“La humanidad, que antaño, en Homero, era un objeto de espectáculo para los dioses olímpicos, se ha convertido ahora en espectáculo de sí misma. Su autoalienación ha alcanzado un grado que le permite vivir su propia destrucción como un goce estético de primer orden”, afirmaba Walter Benjamin en su último derrotero de vida, mientras escapaba de una Europa sembrada de fascistas, nazis y franquistas.
Solo me permito respetuosamente hacer una observación a tan brillante reflexión, que por cierto es muy actual ya no solo en el viejo continente, y es la duda de qué es considerado “de primer orden estético” para una sociedad del micropensamiento de las redes o de los más de veinte puntos de rating de programas donde vencen los mas cínicos, los mas necios o los más violentos.

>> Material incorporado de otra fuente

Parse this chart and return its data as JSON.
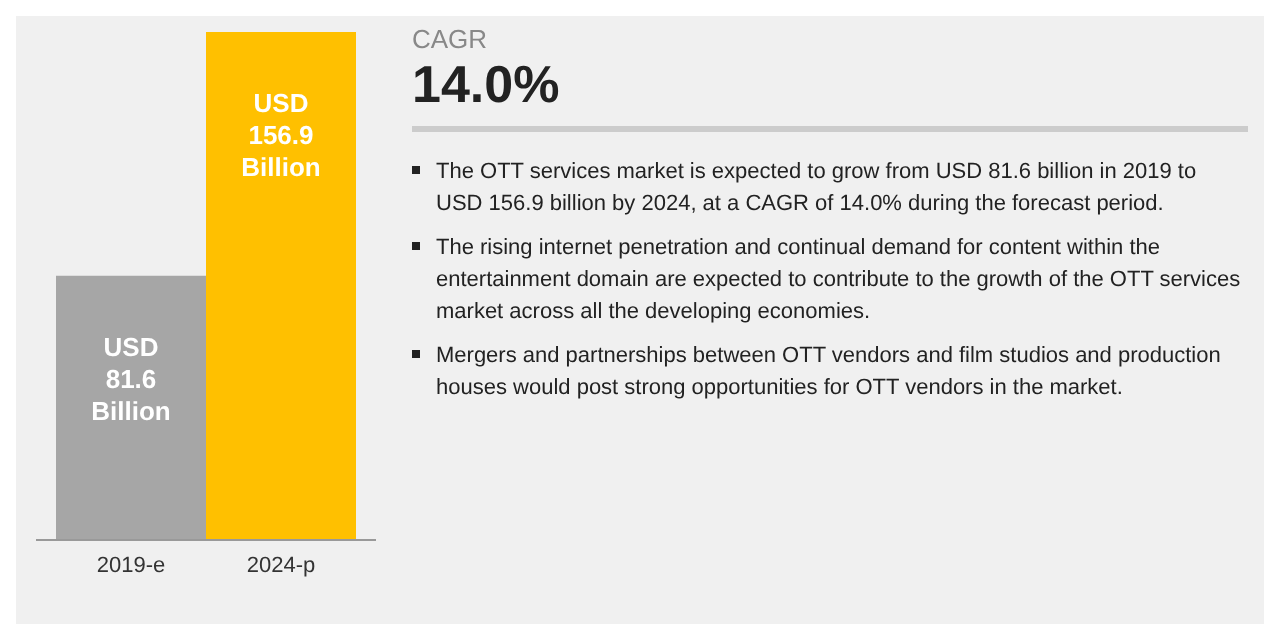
{
  "chart_data": {
    "type": "bar",
    "categories": [
      "2019-e",
      "2024-p"
    ],
    "values": [
      81.6,
      156.9
    ],
    "colors": [
      "#a6a6a6",
      "#ffc000"
    ],
    "value_labels": [
      "USD 81.6 Billion",
      "USD 156.9 Billion"
    ],
    "annotations": [
      "CAGR",
      "14.0%",
      "The OTT services market is expected to grow from USD 81.6 billion in 2019 to USD 156.9 billion by 2024, at a CAGR of 14.0% during the forecast period.",
      "The rising internet penetration and continual demand for content within the entertainment domain are expected to contribute to the growth of the OTT services market across all the developing economies.",
      "Mergers and partnerships between OTT vendors and film studios and production houses would post strong opportunities for OTT vendors in the market."
    ]
  }
}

Mas allá de este dislate, quizá innecesario, retomo la frase compartida, para concentrarme en cómo es “vivir la propia destrucción como un goce estético”, repasando someramente la historia. Lo que sobran son los ejemplos: desde romanos disfrutando la muerte en el circo de la capital de su imperio hasta hombres y mujeres espectadores de las cámaras de gas. Ahora bien, esos son casos extremos, por el horror que implican, ya que no siempre la destrucción trae aparejada la desaparición física, la inanición masiva, el destierro migratorio, el ostracismo, la condena al silencio, la internación sistemática y compulsiva en psiquiátricos. A través de la historia, el hombre ha perfeccionado la significación y la dinámica del mal.
Se preguntarán ¿y esto qué tiene que ver con nosotros? Solo echar una mirada sobre nuestra joven historia es suficiente: no hemos sido precursores, pero sí una parte de la sociedad ha sido fervorosa adherente a silenciamientos de pensamientos y voces, torturas, desapariciones de personas, vuelos de la muerte, estigmatizaciones de todo tipo, hambrunas selectivas, desterramientos de pueblos originarios o adquisiciones compulsivas de tierras para siembra intensiva, por nombrar solo algunas cuestiones. Todas ellas son herramientas que sí hemos perfeccionado, y de forma tal que no solo hemos hecho uso de ellas sobre y contra compatriotas, sino que han sido –y siguen siendo, en muchos casos– instrumentos de nuestra autoflagelación.
Ser parte pasiva de la más extraordinaria transferencia de recursos desde los sectores más débiles hacia los más poderosos –con los correlatos que ello supone, en términos de alienación laboral, justificación de despidos, misoginia, estigmatización de la pobreza, banalización de la cultura, ataque a la protesta y omisión a la conculcación de derechos– es una muestra palpable de que siempre hay un mas allá, pero no metafísico, sino de concreta estupidez y necedad, en el cual una sociedad puede incursionar.
Desde Parménides, el bien y el mal eran parte de la reflexión, parte de la síntesis y los conceptos incluidos dentro del todo, en el “Uno”. Platón, por su parte, consideraba que el ser era consciente de la diferencia entre el bien y el mal. En definitiva, todo el pensamiento griego hizo una pausa en la cuestión del mal, puesto que, para una sociedad donde la ética y la moral significaban un sino teleológico, el mal era un umbral que condenaba a quien transigía a su propia exclusión, a su averno. La modernidad no solo generó nuevos cánones éticos y morales –siempre más laxos–, sino que, además, se tomó el trabajo de perfeccionar lo que hoy para un sector de la sociedad no es condenable, es decir, la cosificación del otro.
Hace unos días, alguien con quien trabajé durante mas de diez años, SD, hoy parte de los despidos masivos, me contaba: “Salí a atender a la gente que reclamaba por falencias en el servicio de telecomunicaciones en una de las delegaciones de Enacom, a explicarles que deberían tener paciencia, puesto que todavía no se sabía dónde se analizaría y cursaría el reclamo, ante el despido masivo de funcionarios y en particular del mío… A lo que obtuve como respuesta una sonrisa sarcástica y casi un goce frente a tanta afrenta”. A partir de esto, me pregunto: ¿qué nos ha pasado? ¿Hemos llegado a un nuevo límite humano? ¿La perversión programada por parte del gobierno y la satisfacción por el dolor ajeno son los dogmas de estos nuevos tiempos, o habrá que esperar un nuevo abismo para un nuevo derrumbe?
Azorado, angustiado y estupefacto, hago mía –y comparto con ustedes– aquella frase tremenda de Victor Klemperer frente a la barbarie del nazismo: “El lenguaje del vencedor no se habla impunemente”. No olvidemos que las democracias no siempre escapan a las tragedias.